为什么移动构造函数会影响is_assignable？

Question

Just came from is_assignable and std::unique_ptr . @Angew tells me that because std::unique_ptr<int, do_nothing> and std::unique_ptr<int> are different types, so static_assert(not std::is_assignable<std::unique_ptr<int>, std::unique_ptr<int, do_nothing>>::value, ""); . So, I tried:

template<typename T, typename D>
struct MoveAssignOnly_V2
{
    MoveAssignOnly_V2&
    operator=(MoveAssignOnly_V2&)
        = delete;

    MoveAssignOnly_V2&
    operator=(MoveAssignOnly_V2&&) noexcept
    {}
};

int main()
{
      static_assert(not std::is_assignable_v<MoveAssignOnly_V2<int, float>,
                 MoveAssignOnly_V2<int, double>>);
}

Yes, because MoveAssignOnly_V2<int, float> and MoveAssignOnly_V2<int, double> are two different types, so they are not assignable.

But , when I add aa move ctor:

template<class U, class E>
MoveAssignOnly_V2(MoveAssignOnly_V2<U, E>&& m) noexcept {}

static_assert fail! (both gcc and clang).

Question here: Why does move constructor affects is_assignable?

Updated

The reason why I add this constructor is that I found std::unique_ptr have a

template< class U, class E >
unique_ptr( unique_ptr<U, E>&& u ) noexcept;

, which confuses me a little: how can it be not assignable now that it has such a ctor? so I tried add such ctor to MoveAssignOnly_V2 and post this question. The two answers are fine, however, still cannot explain why std::unique_ptr is not assignable when it has both move assignment and this templated constructor.

Answer 1

Take this code:

MoveAssignOnly_V2<int, float> lhs;
MoveAssignOnly_V2<int, double> rhs;
lhs = stdL::move(rhs);

When the converting constructor (note that it's not a move constructor) is not there, there is no way to assign rhs into lhs .

However, when you add the constructor template, there is now a way to convert rhs into the type MoveAssignOnly_V2<int, float> (which creates a temporary of that type). Then, it's possible to move-assign from that temporary into lhs .

This is the same principle as:

double lhs = 3.14;
float rhs = 42.f;
lhs = std::move(rhs);

To address the update in the question:

You cannot go with function declarations alone, you have to read the full specification (in the standard or suitable reference ).
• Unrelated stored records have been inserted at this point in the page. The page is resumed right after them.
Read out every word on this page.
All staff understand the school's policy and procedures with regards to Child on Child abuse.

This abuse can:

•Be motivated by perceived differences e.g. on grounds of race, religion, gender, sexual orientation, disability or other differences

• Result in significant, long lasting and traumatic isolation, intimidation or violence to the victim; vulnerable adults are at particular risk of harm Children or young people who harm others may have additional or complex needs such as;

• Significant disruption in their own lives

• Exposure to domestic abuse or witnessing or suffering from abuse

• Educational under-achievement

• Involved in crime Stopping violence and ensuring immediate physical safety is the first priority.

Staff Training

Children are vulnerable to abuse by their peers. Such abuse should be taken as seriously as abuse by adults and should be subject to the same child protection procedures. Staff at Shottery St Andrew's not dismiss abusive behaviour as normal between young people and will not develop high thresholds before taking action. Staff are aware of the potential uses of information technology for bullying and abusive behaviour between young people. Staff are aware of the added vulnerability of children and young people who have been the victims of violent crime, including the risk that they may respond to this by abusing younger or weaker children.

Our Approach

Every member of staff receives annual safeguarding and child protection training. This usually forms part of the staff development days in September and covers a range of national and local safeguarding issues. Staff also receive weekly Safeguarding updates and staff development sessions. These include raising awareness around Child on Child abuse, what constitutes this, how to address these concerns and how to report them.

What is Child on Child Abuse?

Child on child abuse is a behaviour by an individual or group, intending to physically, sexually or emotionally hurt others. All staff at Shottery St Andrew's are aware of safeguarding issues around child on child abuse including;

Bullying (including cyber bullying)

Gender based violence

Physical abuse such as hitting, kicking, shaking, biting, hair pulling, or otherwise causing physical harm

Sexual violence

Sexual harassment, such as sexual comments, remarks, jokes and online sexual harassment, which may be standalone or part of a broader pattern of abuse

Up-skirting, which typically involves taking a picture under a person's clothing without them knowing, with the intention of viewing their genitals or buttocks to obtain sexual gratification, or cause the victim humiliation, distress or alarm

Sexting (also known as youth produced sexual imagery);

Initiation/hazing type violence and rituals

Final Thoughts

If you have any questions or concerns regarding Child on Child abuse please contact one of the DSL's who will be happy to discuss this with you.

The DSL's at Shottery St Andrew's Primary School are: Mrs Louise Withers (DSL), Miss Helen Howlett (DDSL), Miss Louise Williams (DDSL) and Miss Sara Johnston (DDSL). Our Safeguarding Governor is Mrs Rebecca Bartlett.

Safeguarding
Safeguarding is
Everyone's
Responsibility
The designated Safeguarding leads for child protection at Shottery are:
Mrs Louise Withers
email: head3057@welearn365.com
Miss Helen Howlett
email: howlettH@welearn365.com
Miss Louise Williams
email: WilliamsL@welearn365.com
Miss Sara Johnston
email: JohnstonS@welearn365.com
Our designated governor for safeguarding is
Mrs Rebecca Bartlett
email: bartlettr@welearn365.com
Quoting the linked reference about the converting constructor of std::unique_ptr :

This constructor only participates in overload resolution if all of the following is true:

a) unique_ptr<U, E>::pointer is implicitly convertible to pointer
b) U is not an array type
c) Either Deleter is a reference type and E is the same type as D , or Deleter is not a reference type and E is implicitly convertible to D

So as you can see, the unique_ptr 's converting constructor must be implemented so that it's only active if the source deleter can be converted to the target one. That's basically the same rule as for move assignment in the previous question.

Answer 2

What you added here:

template<class U, class E>
MoveAssignOnly_V2(MoveAssignOnly_V2<U, E>&& m) noexcept {}

is not only a move constructor, but a templated constructor that can construct MoveAssignOnly_V2<T, D> from any MoveAssignOnly_V2<U, E> .

Thus constructing MoveAssignOnly_V2<int, float> from MoveAssignOnly_V2<int, double>> is fine.